Per capire come sta evolvendo una realtà che affonda le proprie radici nel cuore della Motor Valley italiana e quali saranno le direttrici di sviluppo dei prossimi anni, abbiamo incontrato Luca Randighieri, direttore generale SABO.
In azienda dal 2017, ha vissuto in prima persona il percorso che ha portato all'ingresso nel gruppo internazionale e oggi guida una nuova fase di sviluppo in cui crescita, internazionalizzazione e ampliamento della gamma si affiancano alla volontà di preservare l'identità che ha reso SABO un marchio riconosciuto nel mondo.
L'ingresso in TVS Mobility ha segnato l'inizio di una nuova fase. Quali sono i principali cambiamenti che questa operazione ha portato all'azienda?
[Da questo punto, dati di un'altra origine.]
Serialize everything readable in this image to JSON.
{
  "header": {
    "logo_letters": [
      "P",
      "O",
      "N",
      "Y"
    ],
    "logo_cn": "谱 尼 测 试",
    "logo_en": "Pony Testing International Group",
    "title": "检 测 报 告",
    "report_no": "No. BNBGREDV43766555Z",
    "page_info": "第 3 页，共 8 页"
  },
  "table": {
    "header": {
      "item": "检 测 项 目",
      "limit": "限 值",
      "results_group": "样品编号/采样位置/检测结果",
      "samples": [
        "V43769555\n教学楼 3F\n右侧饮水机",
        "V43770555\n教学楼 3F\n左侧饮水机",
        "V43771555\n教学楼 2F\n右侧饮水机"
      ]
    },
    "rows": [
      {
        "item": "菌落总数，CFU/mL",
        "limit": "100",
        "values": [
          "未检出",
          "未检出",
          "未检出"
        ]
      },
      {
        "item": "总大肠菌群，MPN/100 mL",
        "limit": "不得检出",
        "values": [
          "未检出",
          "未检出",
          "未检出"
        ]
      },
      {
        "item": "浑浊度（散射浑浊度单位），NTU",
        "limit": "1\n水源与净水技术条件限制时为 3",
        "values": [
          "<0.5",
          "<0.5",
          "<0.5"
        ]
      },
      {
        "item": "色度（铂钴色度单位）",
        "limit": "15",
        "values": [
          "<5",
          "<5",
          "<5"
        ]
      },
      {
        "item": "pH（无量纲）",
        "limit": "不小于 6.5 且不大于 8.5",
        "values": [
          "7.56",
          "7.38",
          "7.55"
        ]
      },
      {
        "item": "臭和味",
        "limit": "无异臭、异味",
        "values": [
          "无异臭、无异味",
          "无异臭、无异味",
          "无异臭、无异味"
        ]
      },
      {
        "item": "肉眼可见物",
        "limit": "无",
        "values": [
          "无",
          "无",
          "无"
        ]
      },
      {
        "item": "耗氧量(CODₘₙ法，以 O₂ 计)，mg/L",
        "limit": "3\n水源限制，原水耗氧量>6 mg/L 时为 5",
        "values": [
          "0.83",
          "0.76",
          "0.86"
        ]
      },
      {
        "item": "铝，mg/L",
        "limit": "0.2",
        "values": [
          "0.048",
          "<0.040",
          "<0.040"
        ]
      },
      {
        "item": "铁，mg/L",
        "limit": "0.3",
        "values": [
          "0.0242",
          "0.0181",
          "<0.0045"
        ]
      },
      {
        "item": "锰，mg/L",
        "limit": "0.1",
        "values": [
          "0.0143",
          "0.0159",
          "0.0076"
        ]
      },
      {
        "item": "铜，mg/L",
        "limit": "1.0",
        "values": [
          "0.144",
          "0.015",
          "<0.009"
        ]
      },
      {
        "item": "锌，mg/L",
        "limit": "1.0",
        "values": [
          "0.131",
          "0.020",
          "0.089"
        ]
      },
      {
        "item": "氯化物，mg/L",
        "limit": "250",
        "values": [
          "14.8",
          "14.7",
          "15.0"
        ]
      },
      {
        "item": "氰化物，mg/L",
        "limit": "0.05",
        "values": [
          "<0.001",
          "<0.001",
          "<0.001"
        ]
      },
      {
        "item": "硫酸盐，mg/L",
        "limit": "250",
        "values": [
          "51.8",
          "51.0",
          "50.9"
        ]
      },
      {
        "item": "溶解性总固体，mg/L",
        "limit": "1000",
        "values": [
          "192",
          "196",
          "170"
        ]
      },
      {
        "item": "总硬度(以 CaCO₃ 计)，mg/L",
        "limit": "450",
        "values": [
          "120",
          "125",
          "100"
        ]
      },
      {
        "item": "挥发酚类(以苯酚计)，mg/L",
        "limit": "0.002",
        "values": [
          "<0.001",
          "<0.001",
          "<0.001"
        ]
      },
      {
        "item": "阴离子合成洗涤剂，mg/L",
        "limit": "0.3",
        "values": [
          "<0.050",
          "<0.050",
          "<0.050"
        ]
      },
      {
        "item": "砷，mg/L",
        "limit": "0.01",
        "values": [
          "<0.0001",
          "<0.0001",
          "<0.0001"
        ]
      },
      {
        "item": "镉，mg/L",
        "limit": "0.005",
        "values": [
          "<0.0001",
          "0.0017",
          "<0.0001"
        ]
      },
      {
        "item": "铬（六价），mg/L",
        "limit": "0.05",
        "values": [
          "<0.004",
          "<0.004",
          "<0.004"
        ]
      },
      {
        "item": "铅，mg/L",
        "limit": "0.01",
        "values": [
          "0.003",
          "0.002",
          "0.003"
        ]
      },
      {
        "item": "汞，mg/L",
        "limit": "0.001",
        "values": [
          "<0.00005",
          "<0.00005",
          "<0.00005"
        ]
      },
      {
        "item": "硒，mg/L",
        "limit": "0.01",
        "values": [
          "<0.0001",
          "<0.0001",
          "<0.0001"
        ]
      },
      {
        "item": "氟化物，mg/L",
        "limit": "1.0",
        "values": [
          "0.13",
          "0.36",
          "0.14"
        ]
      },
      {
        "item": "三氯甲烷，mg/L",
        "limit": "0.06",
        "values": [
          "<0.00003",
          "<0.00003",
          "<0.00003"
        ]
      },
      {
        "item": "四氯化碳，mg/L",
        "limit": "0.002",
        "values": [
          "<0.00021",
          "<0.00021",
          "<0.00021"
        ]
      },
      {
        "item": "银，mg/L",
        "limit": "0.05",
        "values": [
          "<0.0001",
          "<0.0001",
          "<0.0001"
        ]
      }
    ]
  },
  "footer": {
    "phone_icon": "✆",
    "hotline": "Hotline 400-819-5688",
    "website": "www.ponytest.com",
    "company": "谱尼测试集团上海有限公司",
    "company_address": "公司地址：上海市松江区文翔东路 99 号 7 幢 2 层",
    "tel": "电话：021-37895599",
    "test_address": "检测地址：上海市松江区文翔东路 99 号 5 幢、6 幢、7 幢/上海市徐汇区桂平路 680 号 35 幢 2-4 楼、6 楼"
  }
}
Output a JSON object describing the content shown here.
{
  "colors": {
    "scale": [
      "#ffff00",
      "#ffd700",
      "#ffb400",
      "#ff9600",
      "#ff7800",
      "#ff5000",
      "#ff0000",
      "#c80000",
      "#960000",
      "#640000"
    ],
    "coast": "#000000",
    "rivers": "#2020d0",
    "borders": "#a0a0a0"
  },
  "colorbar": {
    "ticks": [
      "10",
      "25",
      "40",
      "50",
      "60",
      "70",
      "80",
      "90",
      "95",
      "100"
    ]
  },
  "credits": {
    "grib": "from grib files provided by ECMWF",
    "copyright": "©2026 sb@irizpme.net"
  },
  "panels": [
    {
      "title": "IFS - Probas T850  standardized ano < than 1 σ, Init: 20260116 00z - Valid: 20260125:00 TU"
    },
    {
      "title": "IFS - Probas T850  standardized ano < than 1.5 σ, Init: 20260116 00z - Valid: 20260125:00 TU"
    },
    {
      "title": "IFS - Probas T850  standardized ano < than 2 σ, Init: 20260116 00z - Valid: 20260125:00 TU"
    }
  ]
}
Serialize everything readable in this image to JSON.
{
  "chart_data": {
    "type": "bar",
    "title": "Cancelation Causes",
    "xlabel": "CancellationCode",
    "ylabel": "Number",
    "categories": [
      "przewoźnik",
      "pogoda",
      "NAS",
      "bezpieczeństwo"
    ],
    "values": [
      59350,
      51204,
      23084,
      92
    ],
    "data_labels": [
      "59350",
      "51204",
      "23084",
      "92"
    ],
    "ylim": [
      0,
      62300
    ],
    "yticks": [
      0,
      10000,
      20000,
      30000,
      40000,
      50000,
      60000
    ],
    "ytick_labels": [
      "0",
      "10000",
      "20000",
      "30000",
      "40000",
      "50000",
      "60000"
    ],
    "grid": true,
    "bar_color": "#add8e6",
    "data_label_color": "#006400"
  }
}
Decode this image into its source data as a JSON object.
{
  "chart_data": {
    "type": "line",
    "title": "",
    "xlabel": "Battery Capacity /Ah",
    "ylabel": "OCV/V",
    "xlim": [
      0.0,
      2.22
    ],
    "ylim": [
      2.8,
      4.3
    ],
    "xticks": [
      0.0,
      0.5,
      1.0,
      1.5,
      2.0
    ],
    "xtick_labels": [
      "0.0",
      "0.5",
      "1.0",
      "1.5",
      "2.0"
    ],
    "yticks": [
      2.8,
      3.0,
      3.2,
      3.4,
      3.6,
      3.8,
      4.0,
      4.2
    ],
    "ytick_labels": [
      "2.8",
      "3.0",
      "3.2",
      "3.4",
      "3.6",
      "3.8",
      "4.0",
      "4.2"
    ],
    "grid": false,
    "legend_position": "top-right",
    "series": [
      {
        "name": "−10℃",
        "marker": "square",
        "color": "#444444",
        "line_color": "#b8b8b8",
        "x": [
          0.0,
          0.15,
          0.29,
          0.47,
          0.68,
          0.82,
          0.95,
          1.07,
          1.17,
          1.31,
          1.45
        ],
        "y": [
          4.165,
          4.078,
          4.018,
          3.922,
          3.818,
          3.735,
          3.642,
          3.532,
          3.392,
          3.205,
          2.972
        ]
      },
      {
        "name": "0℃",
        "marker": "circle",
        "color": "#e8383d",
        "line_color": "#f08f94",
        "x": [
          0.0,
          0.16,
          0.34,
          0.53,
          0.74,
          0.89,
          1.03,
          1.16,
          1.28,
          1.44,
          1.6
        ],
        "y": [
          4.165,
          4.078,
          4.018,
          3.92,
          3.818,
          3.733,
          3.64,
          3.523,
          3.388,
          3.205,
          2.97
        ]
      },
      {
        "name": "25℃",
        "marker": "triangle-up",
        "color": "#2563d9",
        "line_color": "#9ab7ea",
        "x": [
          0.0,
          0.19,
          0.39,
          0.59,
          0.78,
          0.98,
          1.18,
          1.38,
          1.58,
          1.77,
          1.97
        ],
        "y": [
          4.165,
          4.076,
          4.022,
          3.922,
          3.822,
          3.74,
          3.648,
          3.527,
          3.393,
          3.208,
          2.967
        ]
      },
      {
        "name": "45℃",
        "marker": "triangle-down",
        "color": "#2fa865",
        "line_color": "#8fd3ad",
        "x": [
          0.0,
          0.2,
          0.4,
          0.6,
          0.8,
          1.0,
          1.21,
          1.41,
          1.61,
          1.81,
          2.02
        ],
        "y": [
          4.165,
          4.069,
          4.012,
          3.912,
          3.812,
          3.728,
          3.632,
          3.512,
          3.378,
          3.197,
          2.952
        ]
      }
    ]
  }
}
Più che parlare di cambiamento, parlerei di evoluzione, perché l'azienda è cresciuta, mantenendo intatta la propria identità.
SABO era già una solida realtà caratterizzata da standard elevati in termini di qualità del prodotto, organizzazione e attenzione al cliente. L'ingresso in un gruppo internazionale ci ha permesso di rafforzare ulteriormente questi punti di forza, mettendo a disposizione nuove competenze, risorse e opportunità di sviluppo.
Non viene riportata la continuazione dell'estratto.